Max obviously didn’t get it.
“Instead of turning myself into some dark, grim, unhappy person,” Jules explained, “with no sense of hope—oh, say, like your father—I changed the message. It’s still a bonafide six-year-old war cry: Some day my prince will come. Which has certain problems, I know. I mean, hello. Looking for perfection much?
“Anyway. I’m a work in progress. But I’m telling you this because I know that somewhere inside of you, in some long-forgotten spider hole, is your inner hopeful child. You need to find him, sweetie. And you need to let him come back out to play. You don’t need to spend a lot of time psycho-analyzing what it was—your father?—that made you lock up that Santa-believing part of you, if you don’t want to. Although, it couldn’t hurt. I’m a big fan of self-reflection and self-knowledge. But even if you don’t, you can still give that p
art of you a new message: ‘I’m allowed to be happy. I’m allowed to let Gina love me.’ And maybe then, after we kick down those doors tomorrow, you can take her home without all that inevitable doom bullshit.”
Max nodded. “Yeah,” he said. “Except . . . I think Gina’s pregnant.”
What?
“No, she couldn’t be,” Jules said. “She wasn’t seeing anyone.
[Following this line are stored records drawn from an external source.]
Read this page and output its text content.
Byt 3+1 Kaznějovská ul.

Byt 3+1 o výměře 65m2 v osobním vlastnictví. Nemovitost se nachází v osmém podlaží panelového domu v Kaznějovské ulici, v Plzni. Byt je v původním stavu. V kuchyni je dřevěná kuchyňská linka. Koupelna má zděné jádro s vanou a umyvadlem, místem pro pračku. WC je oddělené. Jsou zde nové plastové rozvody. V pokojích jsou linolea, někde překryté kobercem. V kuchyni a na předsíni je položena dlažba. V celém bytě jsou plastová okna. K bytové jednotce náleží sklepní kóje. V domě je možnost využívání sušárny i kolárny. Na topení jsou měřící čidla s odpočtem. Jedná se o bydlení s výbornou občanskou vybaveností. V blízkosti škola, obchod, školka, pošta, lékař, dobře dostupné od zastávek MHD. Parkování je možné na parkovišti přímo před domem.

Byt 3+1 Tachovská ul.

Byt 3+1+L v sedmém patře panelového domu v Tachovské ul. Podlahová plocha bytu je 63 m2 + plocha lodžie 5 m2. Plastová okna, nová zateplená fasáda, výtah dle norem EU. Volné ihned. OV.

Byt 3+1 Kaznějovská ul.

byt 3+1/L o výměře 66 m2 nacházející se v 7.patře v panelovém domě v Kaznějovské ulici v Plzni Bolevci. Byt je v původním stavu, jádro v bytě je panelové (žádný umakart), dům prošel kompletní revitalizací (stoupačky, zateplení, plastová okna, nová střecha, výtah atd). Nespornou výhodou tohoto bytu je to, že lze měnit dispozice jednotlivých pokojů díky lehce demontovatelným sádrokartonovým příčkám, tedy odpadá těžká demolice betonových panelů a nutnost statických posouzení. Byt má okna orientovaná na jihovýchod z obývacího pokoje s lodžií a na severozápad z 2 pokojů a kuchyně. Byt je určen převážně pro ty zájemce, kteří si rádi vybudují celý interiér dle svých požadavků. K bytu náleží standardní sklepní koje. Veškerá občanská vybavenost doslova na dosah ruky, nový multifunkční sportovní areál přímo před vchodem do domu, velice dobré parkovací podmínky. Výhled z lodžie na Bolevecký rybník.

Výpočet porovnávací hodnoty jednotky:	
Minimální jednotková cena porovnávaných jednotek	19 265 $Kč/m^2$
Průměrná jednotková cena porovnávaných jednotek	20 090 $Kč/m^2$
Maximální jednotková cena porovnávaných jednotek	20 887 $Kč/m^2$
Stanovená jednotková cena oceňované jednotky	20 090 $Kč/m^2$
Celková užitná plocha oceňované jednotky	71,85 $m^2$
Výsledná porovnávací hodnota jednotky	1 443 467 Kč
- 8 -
I mean, aside from the crush it sounded like she had on Leslie—Jones—when she first met him, and you so don’t want to hear about that . . . Seriously though, I got a letter from her, just a month ago. She would’ve told me. And you know I would’ve told you.”
“Yeah, apparently she was,” Max told him. “A Kenyan. Paul Jimmo. He was killed a few months ago, in a fight over water rights.”
“No,” Jules said, relieved. “You’re wrong. She mentioned him in one of her letters. He owned a farm about a hundred miles north of the camp. Where he lived with his wife and kids. Sweetie, he was married.”
Max stared at him.
“Apparently, he asked Gina to be his second wife,” Jules told him. “For a while it was kind of a running joke between them, because, well, Gina. Not exactly the co-wife type. And even if she liked him . . . Which she did at first, but then he started to get a little too persistent, which freaked her out . . . But even if, God, even if she loved him, which she didn’t, she wouldn’t have messed with a married man. Not Gina. You know that as well as I do.”
The look on Max’s face, as he took in that news, was terrible.
And Jules knew what he was thinking. If Gina hadn’t been seeing someone . . .
“How do you know she’s pregnant?” Jules asked.
Max took a piece of paper from his pocket, unfolded it. Handed it to him.
It was actually two pieces of paper. Some kind of letter and what looked like a receipt. Jules quickly read them both. “Did you call—”
“Yeah,” Max said. “They wouldn’t talk to me. I didn’t have time to go through the right channels. I don’t even know Germany’s privacy laws—if there are even channels to go through.”